A robust sparse reconstruction method for facial feature point detection is proposed in this paper. In the method, we build the regressive training model by learning a coupled set of shape increment dictionaries and local appearance dictionaries which are learned to encode various facial poses and rich local textures. And then we apply the sparse model to infer the final face shape locations of an input image by continuous reconstruction of shape increments. Moreover, in order to find the best matched parameters, we perform extensive validation tests by using the way of alternate verification and local enumeration.
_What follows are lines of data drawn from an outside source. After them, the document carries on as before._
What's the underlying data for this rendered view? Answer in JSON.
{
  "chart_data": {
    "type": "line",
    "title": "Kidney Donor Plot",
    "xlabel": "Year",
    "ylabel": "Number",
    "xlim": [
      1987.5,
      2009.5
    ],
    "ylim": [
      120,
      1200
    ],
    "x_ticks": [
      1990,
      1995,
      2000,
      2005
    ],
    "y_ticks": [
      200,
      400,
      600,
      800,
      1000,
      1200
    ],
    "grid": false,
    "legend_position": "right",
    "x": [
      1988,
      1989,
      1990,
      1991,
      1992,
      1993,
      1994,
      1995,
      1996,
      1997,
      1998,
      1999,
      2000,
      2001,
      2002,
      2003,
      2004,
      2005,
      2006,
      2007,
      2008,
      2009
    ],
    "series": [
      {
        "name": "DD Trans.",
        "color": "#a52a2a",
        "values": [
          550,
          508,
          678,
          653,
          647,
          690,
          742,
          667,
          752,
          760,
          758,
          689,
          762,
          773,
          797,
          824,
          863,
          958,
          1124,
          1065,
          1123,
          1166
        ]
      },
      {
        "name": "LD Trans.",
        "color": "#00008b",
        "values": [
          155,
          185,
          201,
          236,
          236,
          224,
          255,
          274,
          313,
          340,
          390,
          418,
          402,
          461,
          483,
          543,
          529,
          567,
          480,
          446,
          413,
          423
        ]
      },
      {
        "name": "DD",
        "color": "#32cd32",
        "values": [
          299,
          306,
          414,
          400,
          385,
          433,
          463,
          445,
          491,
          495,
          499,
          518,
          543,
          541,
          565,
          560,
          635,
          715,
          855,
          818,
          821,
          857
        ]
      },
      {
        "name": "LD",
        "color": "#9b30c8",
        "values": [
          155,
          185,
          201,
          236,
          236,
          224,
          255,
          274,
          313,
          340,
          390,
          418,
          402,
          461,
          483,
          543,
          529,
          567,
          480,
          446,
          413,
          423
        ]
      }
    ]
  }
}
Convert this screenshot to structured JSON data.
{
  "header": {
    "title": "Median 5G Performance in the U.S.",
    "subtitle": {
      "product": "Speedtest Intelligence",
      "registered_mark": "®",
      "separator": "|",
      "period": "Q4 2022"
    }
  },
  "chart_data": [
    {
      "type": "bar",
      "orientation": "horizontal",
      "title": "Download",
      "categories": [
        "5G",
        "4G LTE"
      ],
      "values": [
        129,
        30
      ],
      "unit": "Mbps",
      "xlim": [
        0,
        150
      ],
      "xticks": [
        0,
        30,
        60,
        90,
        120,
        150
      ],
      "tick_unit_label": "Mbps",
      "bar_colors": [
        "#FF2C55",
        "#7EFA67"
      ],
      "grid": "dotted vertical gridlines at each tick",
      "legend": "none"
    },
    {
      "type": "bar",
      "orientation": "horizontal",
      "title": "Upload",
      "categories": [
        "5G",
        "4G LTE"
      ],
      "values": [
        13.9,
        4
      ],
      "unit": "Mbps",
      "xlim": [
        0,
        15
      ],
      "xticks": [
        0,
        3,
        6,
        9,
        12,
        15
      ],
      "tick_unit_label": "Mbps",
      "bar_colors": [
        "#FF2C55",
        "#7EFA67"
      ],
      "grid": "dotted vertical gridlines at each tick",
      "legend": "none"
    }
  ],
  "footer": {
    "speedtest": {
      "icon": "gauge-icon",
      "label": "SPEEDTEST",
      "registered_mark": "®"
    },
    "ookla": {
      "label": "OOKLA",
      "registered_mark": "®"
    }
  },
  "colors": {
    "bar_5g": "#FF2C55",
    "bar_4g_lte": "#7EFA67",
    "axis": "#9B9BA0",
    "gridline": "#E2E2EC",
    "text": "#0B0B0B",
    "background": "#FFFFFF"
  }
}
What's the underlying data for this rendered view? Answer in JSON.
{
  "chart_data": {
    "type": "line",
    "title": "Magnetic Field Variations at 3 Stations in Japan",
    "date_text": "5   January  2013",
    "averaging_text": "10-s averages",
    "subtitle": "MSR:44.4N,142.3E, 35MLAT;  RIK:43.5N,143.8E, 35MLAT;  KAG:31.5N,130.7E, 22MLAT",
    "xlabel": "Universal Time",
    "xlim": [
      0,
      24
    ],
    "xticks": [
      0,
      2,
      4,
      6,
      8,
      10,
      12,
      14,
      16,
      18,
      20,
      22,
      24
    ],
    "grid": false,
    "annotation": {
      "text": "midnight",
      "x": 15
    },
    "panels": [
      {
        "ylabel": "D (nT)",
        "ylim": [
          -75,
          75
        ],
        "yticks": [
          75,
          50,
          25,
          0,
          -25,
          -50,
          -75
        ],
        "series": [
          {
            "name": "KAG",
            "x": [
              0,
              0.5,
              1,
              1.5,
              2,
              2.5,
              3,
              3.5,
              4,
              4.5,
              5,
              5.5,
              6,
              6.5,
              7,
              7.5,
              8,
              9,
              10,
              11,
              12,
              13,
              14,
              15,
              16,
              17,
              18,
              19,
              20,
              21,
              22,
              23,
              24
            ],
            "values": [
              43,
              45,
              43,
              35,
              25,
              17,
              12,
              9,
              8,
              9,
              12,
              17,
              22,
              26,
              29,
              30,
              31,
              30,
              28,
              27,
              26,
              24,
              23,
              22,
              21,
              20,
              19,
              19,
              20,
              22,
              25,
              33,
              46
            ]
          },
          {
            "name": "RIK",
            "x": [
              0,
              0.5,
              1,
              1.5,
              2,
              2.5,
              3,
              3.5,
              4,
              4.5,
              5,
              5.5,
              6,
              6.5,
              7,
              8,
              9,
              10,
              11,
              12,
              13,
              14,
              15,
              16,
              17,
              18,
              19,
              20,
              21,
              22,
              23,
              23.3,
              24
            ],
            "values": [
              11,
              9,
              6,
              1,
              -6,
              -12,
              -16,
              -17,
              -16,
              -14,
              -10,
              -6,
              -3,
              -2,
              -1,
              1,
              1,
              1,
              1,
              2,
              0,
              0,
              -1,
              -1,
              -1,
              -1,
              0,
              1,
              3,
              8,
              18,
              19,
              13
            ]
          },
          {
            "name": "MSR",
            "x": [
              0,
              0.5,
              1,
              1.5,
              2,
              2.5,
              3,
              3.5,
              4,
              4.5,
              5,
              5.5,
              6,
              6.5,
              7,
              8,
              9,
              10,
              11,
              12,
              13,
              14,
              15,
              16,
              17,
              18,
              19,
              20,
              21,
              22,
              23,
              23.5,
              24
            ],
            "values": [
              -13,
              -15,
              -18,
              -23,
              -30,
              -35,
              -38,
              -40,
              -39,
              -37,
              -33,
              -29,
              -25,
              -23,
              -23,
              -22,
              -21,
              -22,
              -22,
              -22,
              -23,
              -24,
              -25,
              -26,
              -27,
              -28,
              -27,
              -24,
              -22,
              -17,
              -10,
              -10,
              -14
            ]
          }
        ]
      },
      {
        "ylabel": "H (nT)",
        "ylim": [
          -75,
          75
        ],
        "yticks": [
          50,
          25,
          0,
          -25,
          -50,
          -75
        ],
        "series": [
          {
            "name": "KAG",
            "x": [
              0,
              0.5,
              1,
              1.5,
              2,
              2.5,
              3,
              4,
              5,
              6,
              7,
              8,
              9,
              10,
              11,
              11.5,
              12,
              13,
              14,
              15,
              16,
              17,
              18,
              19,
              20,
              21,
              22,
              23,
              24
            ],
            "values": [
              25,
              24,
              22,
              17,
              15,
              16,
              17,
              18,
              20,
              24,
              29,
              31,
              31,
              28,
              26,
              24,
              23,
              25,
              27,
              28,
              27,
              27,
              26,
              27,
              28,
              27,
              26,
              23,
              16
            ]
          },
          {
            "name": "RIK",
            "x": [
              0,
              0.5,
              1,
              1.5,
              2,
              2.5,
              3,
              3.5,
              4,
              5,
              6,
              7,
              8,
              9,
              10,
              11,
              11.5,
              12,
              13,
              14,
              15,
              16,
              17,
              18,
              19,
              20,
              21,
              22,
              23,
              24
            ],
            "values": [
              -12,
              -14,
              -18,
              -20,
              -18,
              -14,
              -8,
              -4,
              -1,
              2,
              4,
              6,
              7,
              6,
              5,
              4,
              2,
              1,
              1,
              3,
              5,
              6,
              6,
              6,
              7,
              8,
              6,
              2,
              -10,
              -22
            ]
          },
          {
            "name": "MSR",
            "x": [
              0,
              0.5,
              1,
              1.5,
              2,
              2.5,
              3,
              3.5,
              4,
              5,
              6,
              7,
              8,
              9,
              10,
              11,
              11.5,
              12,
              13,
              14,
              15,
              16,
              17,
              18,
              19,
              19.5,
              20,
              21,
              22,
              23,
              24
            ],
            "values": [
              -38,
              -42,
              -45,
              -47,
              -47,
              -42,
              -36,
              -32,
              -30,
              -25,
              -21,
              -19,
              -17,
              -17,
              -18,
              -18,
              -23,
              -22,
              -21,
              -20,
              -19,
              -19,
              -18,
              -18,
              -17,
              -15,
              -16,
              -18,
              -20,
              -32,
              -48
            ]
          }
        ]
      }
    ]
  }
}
It shows in the comparison results that our sparse coding based reconstruction model has a strong stability. In the later experiments, we compare our proposed method with three classic methods on three publicly available face datasets when removing the top 0%, 5%, 10%, 15%, 20%, and 25% of the testing facial images according to the descending order of alignment errors. The experimental results also support that our method is superior to the others in detection accuracy and robustness.

Competing Interests

The authors declare that they have no competing interests.